His main point, however, was that waiting to fix a road once the damage and wear gets beyond a certain point increases the cost of the repair by a factor of four or five. He said county roads generally last 12 to 15 years. But if they are left to be repaved for another two years, the cost quickly escalates, because the base and sub-base must also be replaced.

He said, “That’s when I come up and say, ‘We can pave now for $250,000 a mile or we can wait a few years and spend $500,000, $600,000, $700,000 a mile in order to repair the road.’”

McAndrew said that if all of the county roads in Sullivan County were laid out end to end, a person could drive from Sullivan County to Richmond VA.

He said, “It’s a seven hour trip.
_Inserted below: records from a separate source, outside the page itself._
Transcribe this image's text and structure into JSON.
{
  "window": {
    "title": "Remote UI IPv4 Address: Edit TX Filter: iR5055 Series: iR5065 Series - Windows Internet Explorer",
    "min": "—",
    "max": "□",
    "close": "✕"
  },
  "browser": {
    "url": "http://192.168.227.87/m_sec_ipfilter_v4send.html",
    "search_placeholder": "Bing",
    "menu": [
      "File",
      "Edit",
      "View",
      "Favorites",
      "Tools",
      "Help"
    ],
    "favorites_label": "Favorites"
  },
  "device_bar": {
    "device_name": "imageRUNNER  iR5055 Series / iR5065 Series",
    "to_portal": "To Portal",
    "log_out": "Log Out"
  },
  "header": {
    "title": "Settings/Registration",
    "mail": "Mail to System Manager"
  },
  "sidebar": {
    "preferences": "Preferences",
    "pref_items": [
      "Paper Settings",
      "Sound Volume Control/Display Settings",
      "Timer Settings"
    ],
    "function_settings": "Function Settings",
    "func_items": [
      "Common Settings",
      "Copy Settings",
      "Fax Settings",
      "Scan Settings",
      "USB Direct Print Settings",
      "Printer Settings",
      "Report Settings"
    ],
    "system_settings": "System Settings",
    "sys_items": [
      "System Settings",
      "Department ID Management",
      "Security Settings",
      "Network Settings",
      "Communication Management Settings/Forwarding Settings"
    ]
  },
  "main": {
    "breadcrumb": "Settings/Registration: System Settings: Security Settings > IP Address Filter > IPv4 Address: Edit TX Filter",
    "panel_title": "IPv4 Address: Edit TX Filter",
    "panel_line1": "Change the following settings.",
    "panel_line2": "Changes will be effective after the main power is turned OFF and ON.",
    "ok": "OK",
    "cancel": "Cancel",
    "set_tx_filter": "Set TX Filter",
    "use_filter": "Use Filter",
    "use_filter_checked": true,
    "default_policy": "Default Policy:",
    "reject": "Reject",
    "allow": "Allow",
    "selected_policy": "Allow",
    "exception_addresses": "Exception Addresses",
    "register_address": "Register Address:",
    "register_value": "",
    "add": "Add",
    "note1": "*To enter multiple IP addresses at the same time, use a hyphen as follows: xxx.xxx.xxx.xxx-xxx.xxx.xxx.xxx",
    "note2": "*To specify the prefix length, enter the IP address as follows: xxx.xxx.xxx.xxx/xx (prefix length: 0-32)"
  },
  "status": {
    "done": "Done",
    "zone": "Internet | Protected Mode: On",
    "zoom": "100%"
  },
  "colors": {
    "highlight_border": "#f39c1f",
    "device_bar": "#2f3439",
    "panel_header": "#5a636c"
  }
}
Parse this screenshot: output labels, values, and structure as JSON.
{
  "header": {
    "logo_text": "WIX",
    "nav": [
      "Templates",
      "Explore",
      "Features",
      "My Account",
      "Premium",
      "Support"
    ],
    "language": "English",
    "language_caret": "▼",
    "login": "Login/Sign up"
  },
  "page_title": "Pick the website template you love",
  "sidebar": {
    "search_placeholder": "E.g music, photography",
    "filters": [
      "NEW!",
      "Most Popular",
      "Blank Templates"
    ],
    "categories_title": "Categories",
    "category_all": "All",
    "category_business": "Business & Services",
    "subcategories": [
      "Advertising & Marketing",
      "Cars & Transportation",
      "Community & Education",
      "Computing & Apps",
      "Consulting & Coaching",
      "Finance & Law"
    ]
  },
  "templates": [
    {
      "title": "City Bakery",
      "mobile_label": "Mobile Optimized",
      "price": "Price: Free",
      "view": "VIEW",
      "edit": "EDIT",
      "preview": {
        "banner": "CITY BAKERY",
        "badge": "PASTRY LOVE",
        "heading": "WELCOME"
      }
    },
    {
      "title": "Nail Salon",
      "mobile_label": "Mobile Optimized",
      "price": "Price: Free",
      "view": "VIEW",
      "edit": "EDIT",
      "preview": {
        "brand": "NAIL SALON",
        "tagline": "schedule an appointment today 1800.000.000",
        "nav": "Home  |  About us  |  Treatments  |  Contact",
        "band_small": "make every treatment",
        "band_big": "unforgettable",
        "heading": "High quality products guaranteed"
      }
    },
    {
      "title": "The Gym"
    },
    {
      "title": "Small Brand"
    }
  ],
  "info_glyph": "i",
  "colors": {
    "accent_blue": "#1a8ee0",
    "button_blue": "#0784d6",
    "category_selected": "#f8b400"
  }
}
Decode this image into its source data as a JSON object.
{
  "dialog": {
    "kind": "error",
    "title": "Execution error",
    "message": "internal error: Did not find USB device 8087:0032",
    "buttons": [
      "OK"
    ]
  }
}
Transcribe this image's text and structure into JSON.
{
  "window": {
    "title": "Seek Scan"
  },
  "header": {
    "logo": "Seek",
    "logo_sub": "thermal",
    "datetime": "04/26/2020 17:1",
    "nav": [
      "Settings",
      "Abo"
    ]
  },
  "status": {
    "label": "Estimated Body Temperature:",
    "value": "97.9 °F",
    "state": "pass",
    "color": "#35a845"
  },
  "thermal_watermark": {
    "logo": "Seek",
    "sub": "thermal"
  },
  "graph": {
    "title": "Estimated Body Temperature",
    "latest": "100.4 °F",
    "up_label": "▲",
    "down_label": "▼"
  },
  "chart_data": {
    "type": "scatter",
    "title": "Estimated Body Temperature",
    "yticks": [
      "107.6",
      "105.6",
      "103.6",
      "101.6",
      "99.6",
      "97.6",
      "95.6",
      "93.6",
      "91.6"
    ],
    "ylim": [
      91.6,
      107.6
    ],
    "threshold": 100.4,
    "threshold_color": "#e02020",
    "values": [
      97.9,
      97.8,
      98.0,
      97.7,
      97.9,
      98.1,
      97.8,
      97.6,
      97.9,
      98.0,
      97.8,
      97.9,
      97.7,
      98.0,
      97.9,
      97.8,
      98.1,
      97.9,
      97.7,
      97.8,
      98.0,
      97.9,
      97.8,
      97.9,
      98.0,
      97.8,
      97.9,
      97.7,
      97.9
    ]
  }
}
We have 400 bridges on that road system; you’re going to cross a county bridge every minute on your way from here to Richmond, VA. We carry approximately 2,500 culverts, so you’re going to cross a county culvert every 10 seconds. These are some of the costs and why they are so high. There will be guard rails along that road, ditches along that road, there will be brush clearing along that roadway.”

He said that most county roads started out as “horse to market trails,” and were taken over by towns that just put some asphalt on top, so in many cases issues such as drainage and sub-bases were never properly addressed.

The DPW is in the process of coming up with this year’s plan for addressing county roads. McAndrew said ideally a road should be paved, then surface treated at five years, surface treated again at 10 years, and repaved at 15 years. Surface treatment costs $25,000 per mile.

The message was that it is expensive to maintain county roads, but even more expensive not to. He said he tries not to present this information as bad news, “but I just want to make you aware that when we fall off on investing in the roads, the impacts are drastic in very short order when we have to start rebuilding roads.”